Ainsi, en 1995, le public d’Europe et d’Amérique du Nord découvrait, un peu abasourdi, que la Nouvelle-Zélande charriait son lot de misère sociale, et que ses laissés-pour-compte étaient, comme par hasard, bien souvent issus de la communauté māori. Once Were Warriors raconte le quotidien glauque de la famille Heke—un père au chômage, une mère courage mais sous la coupe de son mari alcoolique et brutal, cinq enfants délaissés, happés par la rue et la délinquance. L’aîné, aliéné par son père, se laisse entraîner dans un gang dont les tatouages évoquent une ascendance tribale mais dénaturée. Le cadet échoue en maison de correction. Seule Grace parvient un temps à se tenir à l’écart des ennuis. Le nez dans les livres, elle invente des histoires inspirées de la mythologie māori. Mais l’innocente ne tardera pas à pâtir elle aussi de son entourage désaxé.

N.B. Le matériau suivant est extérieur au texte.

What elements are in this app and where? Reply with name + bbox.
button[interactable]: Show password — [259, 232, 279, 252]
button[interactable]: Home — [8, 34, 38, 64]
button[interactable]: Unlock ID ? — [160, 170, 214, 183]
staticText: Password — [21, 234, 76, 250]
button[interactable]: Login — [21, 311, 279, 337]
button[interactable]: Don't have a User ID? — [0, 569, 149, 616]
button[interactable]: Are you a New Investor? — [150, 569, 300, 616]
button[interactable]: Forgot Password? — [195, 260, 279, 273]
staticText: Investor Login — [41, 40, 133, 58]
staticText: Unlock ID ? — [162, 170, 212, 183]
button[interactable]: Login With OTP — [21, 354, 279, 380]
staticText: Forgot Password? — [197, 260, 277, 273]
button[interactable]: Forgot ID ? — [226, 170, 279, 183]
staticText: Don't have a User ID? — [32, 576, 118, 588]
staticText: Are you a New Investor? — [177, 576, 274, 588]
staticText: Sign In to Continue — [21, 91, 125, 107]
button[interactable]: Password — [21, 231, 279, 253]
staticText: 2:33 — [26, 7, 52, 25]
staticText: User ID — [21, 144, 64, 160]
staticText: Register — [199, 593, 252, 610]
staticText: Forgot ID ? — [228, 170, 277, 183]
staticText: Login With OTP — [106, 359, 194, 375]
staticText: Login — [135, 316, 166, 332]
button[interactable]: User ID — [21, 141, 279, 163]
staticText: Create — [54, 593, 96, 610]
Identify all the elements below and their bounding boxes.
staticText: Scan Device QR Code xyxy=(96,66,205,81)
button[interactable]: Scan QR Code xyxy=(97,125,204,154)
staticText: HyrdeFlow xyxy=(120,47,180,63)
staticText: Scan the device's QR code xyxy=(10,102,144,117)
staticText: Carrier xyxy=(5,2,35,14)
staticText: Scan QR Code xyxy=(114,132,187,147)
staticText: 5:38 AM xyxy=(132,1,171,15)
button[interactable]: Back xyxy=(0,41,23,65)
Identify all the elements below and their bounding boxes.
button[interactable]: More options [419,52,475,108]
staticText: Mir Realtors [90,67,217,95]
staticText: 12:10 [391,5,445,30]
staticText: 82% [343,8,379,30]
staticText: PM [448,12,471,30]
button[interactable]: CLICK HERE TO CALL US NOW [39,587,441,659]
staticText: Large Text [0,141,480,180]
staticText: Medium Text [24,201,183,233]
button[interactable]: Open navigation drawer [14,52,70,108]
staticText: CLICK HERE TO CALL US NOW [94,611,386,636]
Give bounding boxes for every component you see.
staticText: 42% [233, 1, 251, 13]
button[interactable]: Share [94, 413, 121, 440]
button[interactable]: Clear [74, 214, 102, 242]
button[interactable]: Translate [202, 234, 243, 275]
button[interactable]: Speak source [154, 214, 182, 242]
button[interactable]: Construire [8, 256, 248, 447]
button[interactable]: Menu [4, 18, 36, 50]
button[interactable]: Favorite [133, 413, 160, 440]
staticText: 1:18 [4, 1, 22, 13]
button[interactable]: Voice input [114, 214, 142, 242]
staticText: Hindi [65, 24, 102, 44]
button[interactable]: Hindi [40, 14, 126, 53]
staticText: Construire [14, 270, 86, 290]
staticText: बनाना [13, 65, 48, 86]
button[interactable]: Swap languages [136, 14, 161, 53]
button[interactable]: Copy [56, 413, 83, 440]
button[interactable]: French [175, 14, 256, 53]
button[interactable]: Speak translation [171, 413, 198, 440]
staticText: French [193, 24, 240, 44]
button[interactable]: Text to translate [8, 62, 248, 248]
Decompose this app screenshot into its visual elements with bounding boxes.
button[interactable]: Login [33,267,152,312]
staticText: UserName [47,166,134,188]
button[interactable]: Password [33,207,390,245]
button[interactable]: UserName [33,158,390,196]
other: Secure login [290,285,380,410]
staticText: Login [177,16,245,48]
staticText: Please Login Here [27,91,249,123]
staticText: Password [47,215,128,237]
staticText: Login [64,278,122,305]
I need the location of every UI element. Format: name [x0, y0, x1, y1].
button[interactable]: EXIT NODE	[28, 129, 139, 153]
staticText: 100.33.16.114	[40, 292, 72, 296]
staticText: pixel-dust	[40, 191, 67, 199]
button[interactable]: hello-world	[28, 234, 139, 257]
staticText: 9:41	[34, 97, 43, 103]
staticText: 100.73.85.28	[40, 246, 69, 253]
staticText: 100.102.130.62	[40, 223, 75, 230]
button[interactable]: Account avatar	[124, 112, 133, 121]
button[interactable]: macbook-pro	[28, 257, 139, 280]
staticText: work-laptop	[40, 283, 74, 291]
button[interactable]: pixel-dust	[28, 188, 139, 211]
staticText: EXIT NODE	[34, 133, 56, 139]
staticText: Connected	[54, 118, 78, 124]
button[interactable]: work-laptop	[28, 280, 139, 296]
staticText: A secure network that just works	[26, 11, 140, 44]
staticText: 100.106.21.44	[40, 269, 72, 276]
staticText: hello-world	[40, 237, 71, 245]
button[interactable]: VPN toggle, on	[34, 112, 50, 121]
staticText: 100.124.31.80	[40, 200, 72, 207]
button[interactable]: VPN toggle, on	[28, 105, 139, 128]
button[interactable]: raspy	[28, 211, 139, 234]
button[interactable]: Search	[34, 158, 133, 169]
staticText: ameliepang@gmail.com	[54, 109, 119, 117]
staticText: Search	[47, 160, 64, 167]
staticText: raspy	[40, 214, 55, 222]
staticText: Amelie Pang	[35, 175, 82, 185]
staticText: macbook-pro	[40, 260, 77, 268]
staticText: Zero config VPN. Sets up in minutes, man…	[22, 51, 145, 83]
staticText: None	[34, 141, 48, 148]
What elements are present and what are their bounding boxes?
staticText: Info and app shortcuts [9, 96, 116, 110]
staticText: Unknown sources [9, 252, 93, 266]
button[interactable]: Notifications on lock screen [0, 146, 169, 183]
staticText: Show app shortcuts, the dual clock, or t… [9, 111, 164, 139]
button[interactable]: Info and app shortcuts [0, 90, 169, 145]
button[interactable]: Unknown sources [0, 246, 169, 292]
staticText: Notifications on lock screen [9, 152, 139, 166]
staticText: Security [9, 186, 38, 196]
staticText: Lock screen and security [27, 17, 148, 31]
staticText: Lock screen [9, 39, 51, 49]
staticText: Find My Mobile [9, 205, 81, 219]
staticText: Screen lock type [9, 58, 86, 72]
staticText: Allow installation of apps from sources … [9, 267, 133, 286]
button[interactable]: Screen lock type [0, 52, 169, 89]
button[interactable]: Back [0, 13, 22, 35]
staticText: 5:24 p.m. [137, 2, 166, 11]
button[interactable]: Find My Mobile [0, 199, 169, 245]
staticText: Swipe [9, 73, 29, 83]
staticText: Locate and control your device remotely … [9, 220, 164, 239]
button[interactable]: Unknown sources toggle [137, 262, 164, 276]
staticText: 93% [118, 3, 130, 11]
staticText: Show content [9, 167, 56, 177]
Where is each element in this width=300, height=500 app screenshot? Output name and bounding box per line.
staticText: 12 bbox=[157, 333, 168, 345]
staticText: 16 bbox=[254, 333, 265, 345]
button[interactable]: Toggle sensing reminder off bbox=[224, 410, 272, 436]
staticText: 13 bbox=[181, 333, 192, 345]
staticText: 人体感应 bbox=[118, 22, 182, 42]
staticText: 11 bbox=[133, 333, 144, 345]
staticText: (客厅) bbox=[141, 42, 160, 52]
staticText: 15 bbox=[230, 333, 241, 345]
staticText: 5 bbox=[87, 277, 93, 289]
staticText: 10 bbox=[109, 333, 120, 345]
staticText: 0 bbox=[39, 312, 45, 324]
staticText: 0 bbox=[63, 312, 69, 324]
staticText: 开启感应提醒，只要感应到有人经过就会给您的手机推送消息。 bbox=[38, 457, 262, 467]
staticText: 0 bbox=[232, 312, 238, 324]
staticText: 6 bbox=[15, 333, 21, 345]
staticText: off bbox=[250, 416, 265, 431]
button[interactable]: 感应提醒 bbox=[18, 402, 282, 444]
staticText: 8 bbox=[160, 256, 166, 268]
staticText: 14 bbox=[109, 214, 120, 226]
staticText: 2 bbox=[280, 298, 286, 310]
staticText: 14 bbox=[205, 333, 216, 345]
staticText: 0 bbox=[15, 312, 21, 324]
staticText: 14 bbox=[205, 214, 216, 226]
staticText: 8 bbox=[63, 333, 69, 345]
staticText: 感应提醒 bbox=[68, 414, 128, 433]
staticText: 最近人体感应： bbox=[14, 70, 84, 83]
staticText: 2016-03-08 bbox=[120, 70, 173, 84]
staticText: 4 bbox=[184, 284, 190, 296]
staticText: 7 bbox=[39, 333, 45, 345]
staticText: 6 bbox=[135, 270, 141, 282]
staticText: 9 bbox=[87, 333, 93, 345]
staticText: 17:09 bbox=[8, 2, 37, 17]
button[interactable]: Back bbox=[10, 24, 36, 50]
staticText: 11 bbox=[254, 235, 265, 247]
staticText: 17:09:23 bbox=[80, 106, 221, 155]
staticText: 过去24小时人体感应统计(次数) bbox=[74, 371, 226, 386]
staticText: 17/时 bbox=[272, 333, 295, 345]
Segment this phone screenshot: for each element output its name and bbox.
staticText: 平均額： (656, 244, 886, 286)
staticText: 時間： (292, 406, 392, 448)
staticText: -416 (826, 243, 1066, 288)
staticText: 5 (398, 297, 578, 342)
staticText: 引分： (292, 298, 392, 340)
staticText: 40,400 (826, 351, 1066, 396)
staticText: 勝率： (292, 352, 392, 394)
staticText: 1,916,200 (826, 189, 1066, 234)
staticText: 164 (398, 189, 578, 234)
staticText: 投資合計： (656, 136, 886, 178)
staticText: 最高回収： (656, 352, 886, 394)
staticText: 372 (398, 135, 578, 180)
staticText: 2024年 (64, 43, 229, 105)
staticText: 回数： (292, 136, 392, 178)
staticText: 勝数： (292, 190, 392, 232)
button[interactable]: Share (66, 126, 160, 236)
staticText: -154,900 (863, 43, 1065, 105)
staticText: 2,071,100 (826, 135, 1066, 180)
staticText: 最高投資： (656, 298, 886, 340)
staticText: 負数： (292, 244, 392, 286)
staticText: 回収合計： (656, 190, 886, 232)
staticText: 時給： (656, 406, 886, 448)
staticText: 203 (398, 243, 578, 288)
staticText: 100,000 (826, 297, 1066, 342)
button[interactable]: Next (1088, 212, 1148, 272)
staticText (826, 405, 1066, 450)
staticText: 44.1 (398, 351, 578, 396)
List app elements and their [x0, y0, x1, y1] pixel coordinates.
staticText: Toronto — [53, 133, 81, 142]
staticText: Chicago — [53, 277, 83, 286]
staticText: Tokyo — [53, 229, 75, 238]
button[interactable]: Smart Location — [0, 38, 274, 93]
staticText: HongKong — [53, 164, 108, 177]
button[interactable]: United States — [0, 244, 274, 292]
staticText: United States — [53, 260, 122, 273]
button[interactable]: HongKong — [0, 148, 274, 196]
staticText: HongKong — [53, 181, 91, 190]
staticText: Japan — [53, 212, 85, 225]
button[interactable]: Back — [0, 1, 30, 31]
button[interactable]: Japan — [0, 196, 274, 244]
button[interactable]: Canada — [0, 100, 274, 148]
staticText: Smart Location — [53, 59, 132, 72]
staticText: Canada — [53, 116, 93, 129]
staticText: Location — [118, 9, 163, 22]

Je n’avais pas vu ce film à l’époque de sa sortie en salle. Je me rattrape donc aujourd’hui, curieuse d’autant plus de confronter cette fiction avec mon expérience sur le terrain.

Once Were Warriors est un film coup de poing, effroyable de violence. Le réalisateur s’attarde (un peu complaisamment) sur les scènes de passage à tabac pour bien souligner le message : les coups sont le seul moyen d’expression à la portée de ces êtres un peu frustes, à la dérive. La violence donc et la musique car les rares moments d’harmonie en famille ou entre amis s’imposent quand tous se mettent à chanter. On est en pleine vague de réalisme social. Bon. C’est bien joué et convaincant.

Ce qui est étonnant, c’est que, mis à part quelques éléments exotiques (tatouages, chants māori), l’histoire pourrait se dérouler dans n’importe quel ghetto urbain de n’importe quelle mégalopole : New York, Paris, Berlin, Rio… L’impasse dans laquelle se retrouvent acculés les Heke serait donc plus liée au fonctionnement et à un engrenage de notre société postmoderne qu’à leurs origines ethniques.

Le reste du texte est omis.